Stiamo seguendo con particolare interesse e coinvolgimento l’evolversi della situazione di Roma Capitale, legata all’approvazione e attuazione del decreto salva-Roma .

L’interesse nel seguire questa vicenda nasce, intanto come cittadini della città che inesorabilmente andranno a pagare in termini di qualità dei servizi pubblici il conto di scelte sbagliate fatte da tutte le passate giunte comunali, ma soprattutto come lavoratori di una società in house, temendo che quello che sta succedendo oggi ai nostri colleghi e colleghe delle società capitoline, possa accadere un domani anche a noi.

Come primo punto vogliamo esprimere la nostra vicinanza e piena solidarietà a quei colleghi e colleghe, di Risorse per Roma e Zètema, che abbiamo conosciuto durante la protesta sotto il Senato durante l’approvazione della Spending Review, al presidio sotto il MEF, e nei mesi in cui era attiva l’assemblea cittadina dei lavoratori e lavoratrici delle società in house.

Troviamo inaccettabile che siano loro in qualsiasi misura a pagare il conto degli sprechi della politica e di una crisi globale esplosa nelle dorate stanze di Wall Street, così come sono inaccettabili certi articoli di giornale che parlano allegramente di liquidazioni aziendali e tagli di personale come se la vita delle persone fosse solo una cifra contabile da stornare da un bilancio contabile.

Ad oggi non è ancora certo il loro futuro, sta alla Giunta Comunale guidata da Marino, attuare il decreto Salva Roma, salvaguardando a nostro avviso il servizio pubblico che tale è e tale deve rimanere ed i livelli occupazionali esistenti.
Invitiamo tutti e tutte le nostre colleghe ad unirsi ad eventuali manifestazioni a favore del mantenimento dei servizi pubblici comunali e di chi ci lavora, anche perché la loro lotta potrebbe essere in un prossimo futuro anche la nostra.
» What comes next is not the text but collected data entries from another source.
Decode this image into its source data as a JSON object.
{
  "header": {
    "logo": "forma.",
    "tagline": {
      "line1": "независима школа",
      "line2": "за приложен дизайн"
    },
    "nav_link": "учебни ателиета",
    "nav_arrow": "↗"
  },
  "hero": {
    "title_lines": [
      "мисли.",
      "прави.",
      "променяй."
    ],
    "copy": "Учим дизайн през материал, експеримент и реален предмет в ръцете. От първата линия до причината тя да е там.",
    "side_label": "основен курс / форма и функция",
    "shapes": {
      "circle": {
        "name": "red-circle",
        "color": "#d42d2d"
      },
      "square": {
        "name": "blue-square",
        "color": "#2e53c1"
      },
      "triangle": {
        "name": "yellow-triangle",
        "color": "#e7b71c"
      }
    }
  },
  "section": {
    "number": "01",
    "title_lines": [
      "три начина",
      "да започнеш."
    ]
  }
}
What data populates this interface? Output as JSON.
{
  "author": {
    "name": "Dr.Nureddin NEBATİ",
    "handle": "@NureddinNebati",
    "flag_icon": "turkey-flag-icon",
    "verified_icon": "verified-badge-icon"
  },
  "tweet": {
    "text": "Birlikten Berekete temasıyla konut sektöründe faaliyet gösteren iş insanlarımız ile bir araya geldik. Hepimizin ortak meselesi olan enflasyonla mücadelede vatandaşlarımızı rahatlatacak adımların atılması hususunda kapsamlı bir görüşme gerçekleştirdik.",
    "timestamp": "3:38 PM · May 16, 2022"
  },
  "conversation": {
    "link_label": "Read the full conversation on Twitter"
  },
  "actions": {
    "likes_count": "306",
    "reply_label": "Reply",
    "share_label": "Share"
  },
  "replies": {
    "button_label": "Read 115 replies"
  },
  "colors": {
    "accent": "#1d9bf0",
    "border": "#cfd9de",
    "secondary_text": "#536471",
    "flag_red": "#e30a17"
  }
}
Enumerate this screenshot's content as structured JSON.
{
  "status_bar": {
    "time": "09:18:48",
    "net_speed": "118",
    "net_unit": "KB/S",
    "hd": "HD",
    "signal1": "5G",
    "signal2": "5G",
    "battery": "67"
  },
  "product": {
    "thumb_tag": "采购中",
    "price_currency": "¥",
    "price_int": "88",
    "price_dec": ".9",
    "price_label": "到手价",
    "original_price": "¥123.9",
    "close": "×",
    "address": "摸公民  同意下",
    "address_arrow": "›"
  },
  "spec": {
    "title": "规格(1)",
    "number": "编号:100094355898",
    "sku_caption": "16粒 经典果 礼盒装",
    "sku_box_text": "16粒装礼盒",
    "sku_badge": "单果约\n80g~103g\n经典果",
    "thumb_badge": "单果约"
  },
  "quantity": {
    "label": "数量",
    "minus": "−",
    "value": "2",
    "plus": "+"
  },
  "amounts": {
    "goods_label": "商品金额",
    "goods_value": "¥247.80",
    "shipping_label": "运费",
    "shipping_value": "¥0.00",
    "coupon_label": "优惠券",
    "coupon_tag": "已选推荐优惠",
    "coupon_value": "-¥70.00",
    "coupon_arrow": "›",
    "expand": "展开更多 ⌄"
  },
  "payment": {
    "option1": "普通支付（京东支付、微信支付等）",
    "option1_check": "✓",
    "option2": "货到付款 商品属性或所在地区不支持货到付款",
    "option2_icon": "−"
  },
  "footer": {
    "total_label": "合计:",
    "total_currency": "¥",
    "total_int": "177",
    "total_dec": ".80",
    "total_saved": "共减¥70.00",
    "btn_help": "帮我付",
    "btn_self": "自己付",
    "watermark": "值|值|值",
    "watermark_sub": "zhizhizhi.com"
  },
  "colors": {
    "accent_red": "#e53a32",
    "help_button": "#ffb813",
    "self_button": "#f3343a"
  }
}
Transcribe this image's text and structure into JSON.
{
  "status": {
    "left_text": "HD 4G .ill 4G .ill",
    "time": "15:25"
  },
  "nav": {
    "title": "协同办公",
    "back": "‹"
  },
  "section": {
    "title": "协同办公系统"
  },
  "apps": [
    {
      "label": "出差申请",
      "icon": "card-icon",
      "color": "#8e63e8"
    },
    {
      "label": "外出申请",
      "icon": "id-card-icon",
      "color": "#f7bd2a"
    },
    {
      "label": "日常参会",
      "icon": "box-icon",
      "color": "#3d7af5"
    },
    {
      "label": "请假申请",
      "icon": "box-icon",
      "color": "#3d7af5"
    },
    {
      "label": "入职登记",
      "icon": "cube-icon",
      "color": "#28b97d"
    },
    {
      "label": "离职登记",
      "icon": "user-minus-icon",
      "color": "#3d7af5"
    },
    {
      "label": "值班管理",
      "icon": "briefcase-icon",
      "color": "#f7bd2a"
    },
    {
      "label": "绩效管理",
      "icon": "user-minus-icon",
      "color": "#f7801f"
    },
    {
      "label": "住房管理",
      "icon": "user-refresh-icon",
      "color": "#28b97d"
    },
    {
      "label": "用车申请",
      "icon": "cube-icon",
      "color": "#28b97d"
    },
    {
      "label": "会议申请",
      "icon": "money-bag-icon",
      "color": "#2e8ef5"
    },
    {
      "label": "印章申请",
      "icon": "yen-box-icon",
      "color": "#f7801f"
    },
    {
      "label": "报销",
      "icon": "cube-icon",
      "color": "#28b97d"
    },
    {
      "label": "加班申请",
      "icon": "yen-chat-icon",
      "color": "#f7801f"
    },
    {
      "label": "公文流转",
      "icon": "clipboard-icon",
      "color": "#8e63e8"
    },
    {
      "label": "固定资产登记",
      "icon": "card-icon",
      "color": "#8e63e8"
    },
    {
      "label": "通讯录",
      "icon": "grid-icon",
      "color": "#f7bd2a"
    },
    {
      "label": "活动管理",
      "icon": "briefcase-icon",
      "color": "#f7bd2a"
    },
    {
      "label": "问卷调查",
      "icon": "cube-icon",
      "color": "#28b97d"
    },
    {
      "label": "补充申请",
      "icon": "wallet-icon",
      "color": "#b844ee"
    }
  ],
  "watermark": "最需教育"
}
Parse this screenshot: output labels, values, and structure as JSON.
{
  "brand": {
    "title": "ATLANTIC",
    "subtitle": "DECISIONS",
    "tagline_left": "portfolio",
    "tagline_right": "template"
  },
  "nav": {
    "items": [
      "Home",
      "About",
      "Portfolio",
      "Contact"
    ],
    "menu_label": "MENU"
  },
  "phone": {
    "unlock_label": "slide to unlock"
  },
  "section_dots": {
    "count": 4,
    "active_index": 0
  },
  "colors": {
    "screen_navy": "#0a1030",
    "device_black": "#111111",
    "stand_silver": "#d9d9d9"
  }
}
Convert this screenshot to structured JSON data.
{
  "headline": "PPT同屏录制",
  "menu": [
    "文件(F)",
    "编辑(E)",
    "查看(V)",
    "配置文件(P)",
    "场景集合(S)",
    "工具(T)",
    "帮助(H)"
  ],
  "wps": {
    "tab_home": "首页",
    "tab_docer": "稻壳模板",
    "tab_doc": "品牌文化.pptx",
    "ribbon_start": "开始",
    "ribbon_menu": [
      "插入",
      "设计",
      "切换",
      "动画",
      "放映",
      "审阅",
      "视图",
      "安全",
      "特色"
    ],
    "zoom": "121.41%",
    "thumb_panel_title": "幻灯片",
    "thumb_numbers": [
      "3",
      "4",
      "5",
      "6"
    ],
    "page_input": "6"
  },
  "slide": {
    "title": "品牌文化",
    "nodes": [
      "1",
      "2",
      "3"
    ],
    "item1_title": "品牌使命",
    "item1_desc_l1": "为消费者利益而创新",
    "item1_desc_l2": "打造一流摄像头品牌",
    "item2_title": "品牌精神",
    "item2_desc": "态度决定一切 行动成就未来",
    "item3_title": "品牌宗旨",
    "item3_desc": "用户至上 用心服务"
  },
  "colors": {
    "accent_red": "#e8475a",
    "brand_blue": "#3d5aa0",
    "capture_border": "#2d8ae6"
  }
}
È inutile nasconderci dietro un dito, se i bilanci di Roma Capitale sono disastrosi, quelli della Regione Lazio sono drammatici, per cui ci sentiamo di ribadire tutte le nostre preoccupazioni sul futuro di Lazio Service, ci chiediamo quali siano le reali intenzioni della Giunta Zingaretti alla luce dei tanti annunci pre-elettorali, in merito ad accorpamenti tra società regionali, ci chiediamo anzi speriamo di non dovere fare la fine del Comune di Roma, la cui autonomia amministrativa è stata di fatto commissariata dal Governo Renzi e dai suoi zelanti ministri e sottosegretari, tutti con un conflitto di interessi grosso come una casa per approfittare della privatizzazione di settori pubblici (tanto per non fare nomi il Ministro Poletti, ex-presidente della Lega Coop. )
In ultimo, proprio a questi alfieri del “privato è bello”, chiediamo:

  • Parlare di gestione privata dei rifiuti in una città che ha visto lo scempio di Malagrotta, non vi sembra quanto meno fuori luogo?
  • Chiedere la privatizzazione di Atac, quando il buco è nato proprio con le prime privatizzazioni, non vi sembra un po’ da stupidi?
  • Vogliamo parlare delle privatizzazioni nelle scuole pubbliche?
  • Ancora si discute sull’acqua pubblica, si o no? Mai sentito parlare di Acqua Latina e di come i costi per i cittadini siano decuplicati?